Review Details

Review type: Book

Title: The Buffalo Hunter Hunter

Author: Stephen Graham Jones

Publisher: Titan Books

Release date: 29th April 2025

The Buffalo Hunter Hunter

Reviewed by: Pauline Morgan

Other details: Paperback RRP £10.99

The Buffalo Hunter Hunter by Stephen Graham Jones

Book Review

Pauline Morgan

There is a long tradition of novels based around a ‘found’ manuscript. Often it is framed within an explanation of how the document was found along with some scepticism about its authenticity, as it often contains an account of some hard to believe supernatural event. The Buffalo Hunter Hunter uses this technique but then takes it a step further by considering the consequences of the discovery.

            The framing device has a setting of 2012, when a worker renovating a parsonage discovers a journal concealed within the wall. Because of the unusual name of the author, a Lutheran pastor called Arthur Beaucarne, the academic Etsy Beaucarne is contacted as the rightful owner of the journal, as the writer of it was her great-great-grandfather. She hopes that she can use it to produce the publication she needs to make tenure. The journal itself is very fragile, but she is able to transcribe the scans of the pages she is sent by the conservator who is trying to preserve it as a historical document.

            The journal itself makes up the bulk of the novel and was written in 1912. At that time, Arthur Beaucarne was the pastor of a church in Miles City, a town in Montana. When an Indian starts turning up to his Sunday service, he is curious. Then the Indian, a Pikuni – part of the Blackfoot tribe – tells him that he wants to make a confession. Over the next few Sundays, the Indian, whose adult name is Good Stab, relates his life, and Beaucarne writes them down in his journal. Many years ago, Good Stab was with a party who came across burning wagons. All the men accompanying it were dead,, but it had been made to look as if

 Indians were the killers. This prompted the group to get rid of the evidence, as the signs indicated that it was a troop of American soldiers who had committed the atrocity. In the wagon left standing, they found a cage with a strange man inside. Good Stab called him Cat Man as he had long teeth and nails and was pale-skinned. The Indians decided that he could be the Great White God. Tradition said that if they could get him up the Chief Mountain, it would crumble and open a way for all the tribes to pass, leaving all the napikwan (white men) behind.

            The weather at the time blew up a blizzard, and the Pikuni were caught in it. The soldiers caught them and killed and burned all the bodies. During the skirmish, Cat Man was literally blown apart, and as he died, some of his blood was ingested by Good Stab. It was that which enabled Good Stab to survive. He discovered that now he could sustain himself by drinking blood and that he couldn’t die.

            The novel is complex. Between the sessions he has with Good Stab, Beaucarne also recounts what is happening in Miles City. A body is found outside the town. The skin has been flensed and the tongue cut out. The face is painted yellow and black. A dog dies. After another body turns up in a similar condition, a Pinkerton man appears looking for a man and his two sons who have been kidnapped. The body is likely to be that of one of the missing people, and the Pinkerton man dies too.
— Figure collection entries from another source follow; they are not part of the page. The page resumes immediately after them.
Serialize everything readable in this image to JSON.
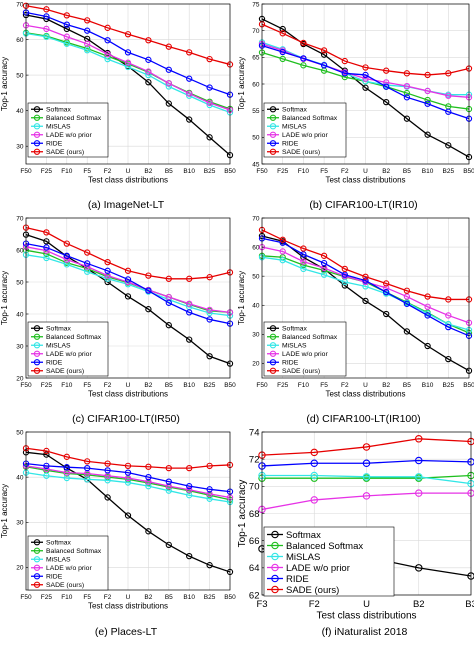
{
  "chart_data": [
    {
      "type": "line",
      "caption": "(a) ImageNet-LT",
      "xlabel": "Test class distributions",
      "ylabel": "Top-1 accuracy",
      "categories": [
        "F50",
        "F25",
        "F10",
        "F5",
        "F2",
        "U",
        "B2",
        "B5",
        "B10",
        "B25",
        "B50"
      ],
      "ylim": [
        25,
        70
      ],
      "yticks": [
        30,
        40,
        50,
        60,
        70
      ],
      "grid": true,
      "legend": "bottom-left",
      "series": [
        {
          "name": "Softmax",
          "color": "#000000",
          "values": [
            66.9,
            65.8,
            63.0,
            60.2,
            56.2,
            52.5,
            48.0,
            42.0,
            37.5,
            32.5,
            27.5
          ]
        },
        {
          "name": "Balanced Softmax",
          "color": "#1fbf1f",
          "values": [
            61.9,
            61.0,
            59.2,
            57.5,
            55.3,
            53.2,
            50.8,
            47.7,
            45.0,
            42.5,
            40.5
          ]
        },
        {
          "name": "MiSLAS",
          "color": "#33e6e6",
          "values": [
            61.7,
            60.8,
            58.8,
            57.0,
            54.5,
            52.3,
            50.0,
            46.8,
            44.2,
            41.6,
            39.5
          ]
        },
        {
          "name": "LADE w/o prior",
          "color": "#e633e6",
          "values": [
            64.0,
            63.0,
            60.8,
            58.8,
            55.9,
            53.5,
            51.0,
            47.7,
            44.8,
            42.2,
            40.2
          ]
        },
        {
          "name": "RIDE",
          "color": "#0000ff",
          "values": [
            67.6,
            66.5,
            64.2,
            62.5,
            59.8,
            56.4,
            54.3,
            51.5,
            49.0,
            46.5,
            44.5
          ]
        },
        {
          "name": "SADE (ours)",
          "color": "#e60000",
          "values": [
            69.5,
            68.5,
            66.8,
            65.4,
            63.3,
            61.5,
            59.8,
            58.0,
            56.4,
            54.5,
            53.0
          ]
        }
      ]
    },
    {
      "type": "line",
      "caption": "(b) CIFAR100-LT(IR10)",
      "xlabel": "Test class distributions",
      "ylabel": "Top-1 accuracy",
      "categories": [
        "F50",
        "F25",
        "F10",
        "F5",
        "F2",
        "U",
        "B2",
        "B5",
        "B10",
        "B25",
        "B50"
      ],
      "ylim": [
        45,
        75
      ],
      "yticks": [
        45,
        50,
        55,
        60,
        65,
        70,
        75
      ],
      "grid": true,
      "legend": "bottom-left",
      "series": [
        {
          "name": "Softmax",
          "color": "#000000",
          "values": [
            72.2,
            70.3,
            67.5,
            65.5,
            62.5,
            59.3,
            56.6,
            53.5,
            50.5,
            48.5,
            46.3
          ]
        },
        {
          "name": "Balanced Softmax",
          "color": "#1fbf1f",
          "values": [
            65.9,
            64.7,
            63.5,
            62.5,
            61.3,
            60.5,
            59.5,
            58.3,
            57.0,
            55.8,
            55.3
          ]
        },
        {
          "name": "MiSLAS",
          "color": "#33e6e6",
          "values": [
            67.8,
            66.5,
            64.8,
            63.6,
            62.0,
            60.5,
            59.8,
            59.5,
            58.7,
            58.0,
            58.0
          ]
        },
        {
          "name": "LADE w/o prior",
          "color": "#e633e6",
          "values": [
            67.5,
            66.3,
            64.7,
            63.5,
            62.2,
            61.0,
            60.3,
            59.6,
            58.7,
            57.8,
            57.5
          ]
        },
        {
          "name": "RIDE",
          "color": "#0000ff",
          "values": [
            67.2,
            66.0,
            64.8,
            63.5,
            62.0,
            61.7,
            59.5,
            57.5,
            56.3,
            54.8,
            53.5
          ]
        },
        {
          "name": "SADE (ours)",
          "color": "#e60000",
          "values": [
            71.2,
            69.5,
            67.7,
            66.3,
            64.3,
            63.1,
            62.5,
            62.0,
            61.7,
            62.0,
            62.9
          ]
        }
      ]
    },
    {
      "type": "line",
      "caption": "(c) CIFAR100-LT(IR50)",
      "xlabel": "Test class distributions",
      "ylabel": "Top-1 accuracy",
      "categories": [
        "F50",
        "F25",
        "F10",
        "F5",
        "F2",
        "U",
        "B2",
        "B5",
        "B10",
        "B25",
        "B50"
      ],
      "ylim": [
        20,
        70
      ],
      "yticks": [
        20,
        30,
        40,
        50,
        60,
        70
      ],
      "grid": true,
      "legend": "bottom-left",
      "series": [
        {
          "name": "Softmax",
          "color": "#000000",
          "values": [
            64.8,
            62.7,
            58.0,
            54.2,
            50.0,
            45.5,
            41.5,
            36.5,
            32.0,
            26.8,
            24.5
          ]
        },
        {
          "name": "Balanced Softmax",
          "color": "#1fbf1f",
          "values": [
            59.9,
            58.8,
            56.0,
            54.2,
            51.6,
            49.8,
            47.5,
            45.3,
            43.0,
            41.0,
            40.5
          ]
        },
        {
          "name": "MiSLAS",
          "color": "#33e6e6",
          "values": [
            58.5,
            57.5,
            55.5,
            53.2,
            51.0,
            49.3,
            47.0,
            44.5,
            42.2,
            40.3,
            39.5
          ]
        },
        {
          "name": "LADE w/o prior",
          "color": "#e633e6",
          "values": [
            61.0,
            59.8,
            57.0,
            54.8,
            52.0,
            50.0,
            47.5,
            45.3,
            43.2,
            41.3,
            40.5
          ]
        },
        {
          "name": "RIDE",
          "color": "#0000ff",
          "values": [
            62.0,
            60.8,
            58.2,
            55.8,
            53.5,
            50.8,
            47.3,
            43.5,
            40.5,
            38.3,
            37.0
          ]
        },
        {
          "name": "SADE (ours)",
          "color": "#e60000",
          "values": [
            67.0,
            65.5,
            62.0,
            59.2,
            56.2,
            53.5,
            52.0,
            51.0,
            51.0,
            51.5,
            53.0
          ]
        }
      ]
    },
    {
      "type": "line",
      "caption": "(d) CIFAR100-LT(IR100)",
      "xlabel": "Test class distributions",
      "ylabel": "Top-1 accuracy",
      "categories": [
        "F50",
        "F25",
        "F10",
        "F5",
        "F2",
        "U",
        "B2",
        "B5",
        "B10",
        "B25",
        "B50"
      ],
      "ylim": [
        15,
        70
      ],
      "yticks": [
        20,
        30,
        40,
        50,
        60,
        70
      ],
      "grid": true,
      "legend": "bottom-left",
      "series": [
        {
          "name": "Softmax",
          "color": "#000000",
          "values": [
            63.8,
            62.0,
            56.5,
            52.5,
            46.8,
            41.5,
            37.0,
            31.0,
            26.0,
            21.5,
            17.5
          ]
        },
        {
          "name": "Balanced Softmax",
          "color": "#1fbf1f",
          "values": [
            57.0,
            56.5,
            53.8,
            52.0,
            49.8,
            48.0,
            44.5,
            41.0,
            37.5,
            33.5,
            30.5
          ]
        },
        {
          "name": "MiSLAS",
          "color": "#33e6e6",
          "values": [
            56.5,
            55.5,
            52.5,
            50.5,
            48.0,
            46.5,
            44.0,
            40.8,
            37.2,
            33.5,
            31.5
          ]
        },
        {
          "name": "LADE w/o prior",
          "color": "#e633e6",
          "values": [
            60.0,
            58.5,
            55.0,
            52.8,
            50.0,
            48.0,
            46.0,
            43.0,
            39.5,
            36.5,
            34.0
          ]
        },
        {
          "name": "RIDE",
          "color": "#0000ff",
          "values": [
            63.0,
            61.5,
            57.5,
            54.5,
            50.5,
            48.5,
            44.5,
            40.5,
            36.5,
            32.5,
            29.5
          ]
        },
        {
          "name": "SADE (ours)",
          "color": "#e60000",
          "values": [
            65.9,
            62.5,
            59.5,
            57.0,
            52.5,
            49.8,
            47.5,
            45.0,
            43.0,
            42.0,
            42.0
          ]
        }
      ]
    },
    {
      "type": "line",
      "caption": "(e) Places-LT",
      "xlabel": "Test class distributions",
      "ylabel": "Top-1 accuracy",
      "categories": [
        "F50",
        "F25",
        "F10",
        "F5",
        "F2",
        "U",
        "B2",
        "B5",
        "B10",
        "B25",
        "B50"
      ],
      "ylim": [
        15,
        50
      ],
      "yticks": [
        20,
        30,
        40,
        50
      ],
      "grid": true,
      "legend": "bottom-left",
      "series": [
        {
          "name": "Softmax",
          "color": "#000000",
          "values": [
            45.5,
            45.0,
            42.0,
            39.5,
            35.5,
            31.5,
            28.0,
            25.0,
            22.5,
            20.5,
            19.0
          ]
        },
        {
          "name": "Balanced Softmax",
          "color": "#1fbf1f",
          "values": [
            42.3,
            41.5,
            40.8,
            40.5,
            40.0,
            39.5,
            38.7,
            37.8,
            37.0,
            36.0,
            35.0
          ]
        },
        {
          "name": "MiSLAS",
          "color": "#33e6e6",
          "values": [
            41.0,
            40.3,
            39.8,
            39.5,
            39.3,
            38.8,
            38.0,
            37.0,
            36.0,
            35.2,
            34.5
          ]
        },
        {
          "name": "LADE w/o prior",
          "color": "#e633e6",
          "values": [
            42.5,
            41.8,
            41.0,
            40.8,
            40.3,
            39.8,
            39.0,
            38.0,
            37.2,
            36.3,
            35.5
          ]
        },
        {
          "name": "RIDE",
          "color": "#0000ff",
          "values": [
            43.0,
            42.5,
            42.2,
            42.0,
            41.5,
            41.0,
            40.0,
            39.0,
            38.0,
            37.3,
            36.8
          ]
        },
        {
          "name": "SADE (ours)",
          "color": "#e60000",
          "values": [
            46.4,
            45.8,
            44.5,
            43.5,
            43.0,
            42.5,
            42.3,
            42.0,
            42.0,
            42.5,
            42.7
          ]
        }
      ]
    },
    {
      "type": "line",
      "caption": "(f) iNaturalist 2018",
      "xlabel": "Test class distributions",
      "ylabel": "Top-1 accuracy",
      "categories": [
        "F3",
        "F2",
        "U",
        "B2",
        "B3"
      ],
      "ylim": [
        62,
        74
      ],
      "yticks": [
        62,
        64,
        66,
        68,
        70,
        72,
        74
      ],
      "grid": true,
      "legend": "bottom-left",
      "series": [
        {
          "name": "Softmax",
          "color": "#000000",
          "values": [
            65.4,
            65.3,
            64.8,
            64.0,
            63.4
          ]
        },
        {
          "name": "Balanced Softmax",
          "color": "#1fbf1f",
          "values": [
            70.6,
            70.6,
            70.6,
            70.6,
            70.8
          ]
        },
        {
          "name": "MiSLAS",
          "color": "#33e6e6",
          "values": [
            70.8,
            70.8,
            70.7,
            70.7,
            70.2
          ]
        },
        {
          "name": "LADE w/o prior",
          "color": "#e633e6",
          "values": [
            68.3,
            69.0,
            69.3,
            69.5,
            69.5
          ]
        },
        {
          "name": "RIDE",
          "color": "#0000ff",
          "values": [
            71.5,
            71.7,
            71.7,
            71.9,
            71.8
          ]
        },
        {
          "name": "SADE (ours)",
          "color": "#e60000",
          "values": [
            72.3,
            72.5,
            72.9,
            73.5,
            73.3
          ]
        }
      ]
    }
  ]
}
            As Good Stab’s story unfolds, it becomes clear that he is the buffalo hunter hunter of the title. The napikwans are indiscriminately killing the buffalo and just taking the skins and tongues. This is an affront to the Pikuni way of life, as not only do they leave good meat to rot, they also sprinkle it with a poison that kills any scavengers. Good Stab sets out to kill these men, and rescues any orphaned calves, rearing them to make a new herd lad by a white buffalo that he calls Weasel Plume – his name when he was a child.

            Along with the confessions of Good Stab and the mystery of the local deaths, there is also a strong element of the actual history at the time. While it is important to remember that this is written and marketed as a horror novel, many of the events described were real. The buffalo hunters caused the near extinction of the species by massacring the herds and taking only the skins, leaving the flesh to rot. They and the soldiers destroyed way of life, spread disease and callously killed innocent Native Americans (a term not actually used in the book). Good Stab is not only outraged by the wanton slaughter of the buffalo, he also gives an account of the Marias River Massacre in 1870. This is a period of history that all Americans should be deeply ashamed of.

            The framing portion of this novel doesn’t stop with the transcription of the journal. Etsy Beaucarne finds that the discovery of the document is the start of a new chapter in her life, and not the one she has been anticipating. She has to deal with the consequences of her ancestors’ actions.

            Although the word is not used, the horror reader will quickly realise that Cat Man is a vampire and thus Good Stab has become one, too. He still has some humanity and is seeking redress for his people. That does not mean that he will not kill those who have wronged them, he will, and does. Jones uses some of the traditional vampire tropes, but adds a few quirks of his own.

            This may be horror novel, but it is brilliantly conceived at many levels and showcases a side of history that most Americans want to forget. It is hard-hitting and sensitively written despite the material. Highly recommended, and not just for horror readers.